Malas Makan Berat, ini Tips Sarapan Bernutrisi

June 06, 2021 | Iman

telur.

Sejumlah besar bukti secara konsisten mendukung gagasan bahwa mengonsumsi sarapan mengarah pada kesehatan yang lebih baik secara keseluruhan. Penelitian menunjukkan bahwa Anda cenderung membakar lebih banyak kalori sepanjang hari setelah sarapan besar, sementara melewatkan sarapan dikaitkan dengan membakar lebih sedikit kalori sepanjang hari.

Seringkali seseorang malas untuk makan berat di pagi hari. Sayangnya, ketika Anda memilih hal tersebut justru berpotensi  mengalami gangguan energi dan makan lebih banyak sepanjang hari. Sarapan harus mengandung setidaknya 300-350 kalori untuk sebagian besar dari kita. Berikut beberapa makanan yang dapat Anda jadikan menu sarapan harian jika malas makan berat.

Oats

Oat adalah salah satu makanan terbaik yang bisa kita makan pagi hari. Sebagai gandum utuh 100 persen, mereka dipenuhi dengan serat, protein nabati, vitamin B, dan mineral, termasuk zat besi, kalsium, dan magnesium.

Oats dikaitkan dengan pengurangan risiko penyakit jantung berkat jenis serat yang disebut beta-glukan yang telah terbukti meningkatkan kadar kolesterol.
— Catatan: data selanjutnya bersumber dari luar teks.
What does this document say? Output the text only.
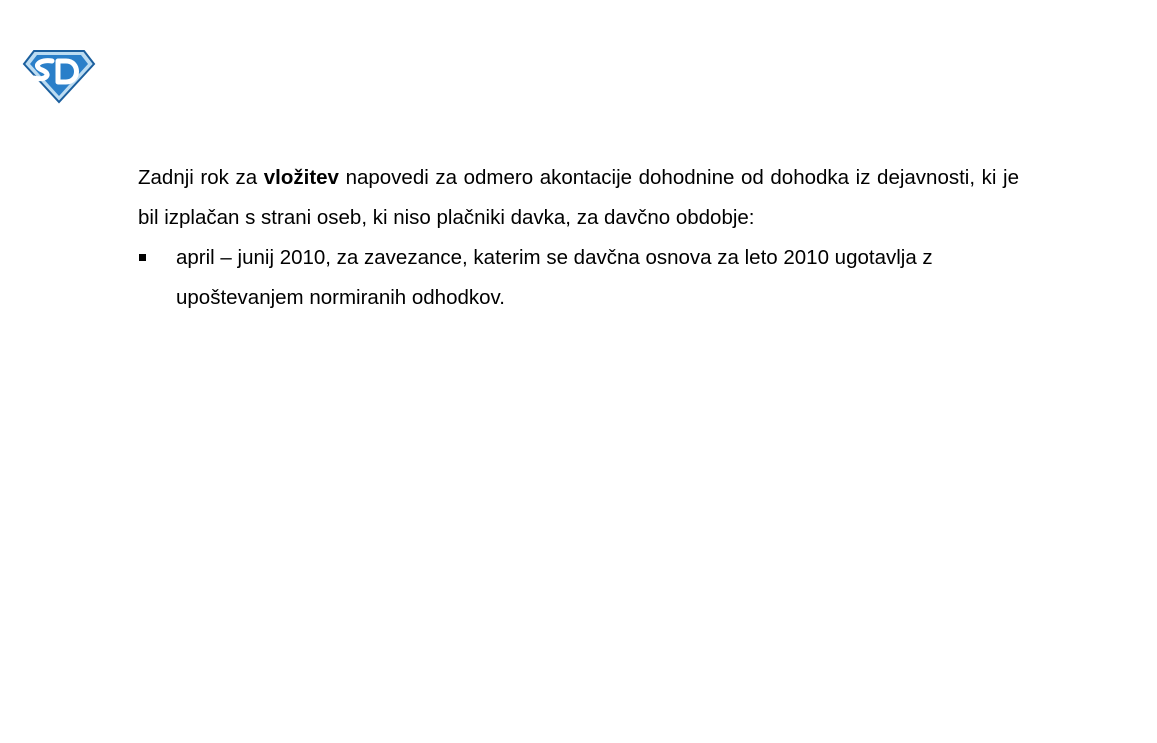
Zadnji rok za vložitev napovedi za odmero akontacije dohodnine od dohodka iz dejavnosti, ki je bil izplačan s strani oseb, ki niso plačniki davka, za davčno obdobje:

april – junij 2010, za zavezance, katerim se davčna osnova za leto 2010 ugotavlja z upoštevanjem normiranih odhodkov.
Serat yang terkandung pada makanan ini juga menjadi bahan bakar untuk probiotik tubuh Anda, membantu bakteri ramah untuk bertahan hidup dan berkembang.

Telur

Telur adalah makanan ekonomis namun padat nutrisi kaya vitamin A, D dan B12. Dua telur besar mengandung lebih dari 50 persen kolin yang Anda butuhkan setiap hari, yang memengaruhi memori, suasana hati, dan kontrol otot.

Satu telur memiliki sekitar 8 gram protein. Protein membutuhkan waktu lebih lama untuk dicerna daripada karbohidrat, tapi mampu membuat Anda kenyang lebih lama. Buatlah sarapan dengan kombinasi serat dan protein tanpa lemak, seperti telur orak-arik di atas roti gandum dengan irisan tomat atau telur dadar bayam-brokoli-jamur sebelum berpergian.

Pisang

YesDok Ads

Folat dan vitamin B6 dalam pisang membantu produksi serotonin, yang dapat membantu meningkatkan mood dan mengurangi kecemasan. Serat larut juga akan membantu menurunkan kolesterol dengan mengeluarkannya dari saluran pencernaan.

Teh dan Kopi

Ada banyak penelitian yang menghubungkan antioksidan dan kafein yang ditemukan dalam teh dan kopi tanpa pemanis dengan manfaat kesehatan, termasuk penurunan risiko penyakit kronis dan manajemen berat badan. Minumlah 16 ons air atau teh atau kopi tanpa gula tambahan sebelum Anda beraktivitas.

Alpukat

Alpukat memiliki campuran unik dari lemak sehat jantung, air, dan serat makanan. Makanan ini meningkatkan perasaan kenyang, membuat Anda cenderung tidak makan berlebihan sepanjang sisa hari itu. Jika Anda terbiasa dengan roti lapis, Anda dapat memilih alpukat sebagai isi di dalamnya.

Ubi

Satu ubi jalar berukuran sedang menyediakan hampir 400 persen vitamin A harian Anda. Daging jeruknya kaya akan beta-karoten, yang sangat penting untuk kekebalan. Satu ubi jalar juga mengandung 15 persen dari asupan serat yang direkomendasikan setiap hari, yang dapat menurunkan kadar kolesterol LDL dan meningkatkan kesehatan GI Anda.

Biji bijian Utuh

Biji-bijian utuh memberikan manfaat antioksidan, melindungi jaringan Anda dari kerusakan berbahaya yang menyebabkan peradangan. Mereka sarat dengan mineral seperti kalsium, kalium, magnesium, seng, dan zat besi  untuk kekebalan dan kesehatan jantung Anda secara keseluruhan. Vitamin B yang ditemukan dalam biji-bijian juga membantu tubuh Anda mengubah makanan menjadi energi.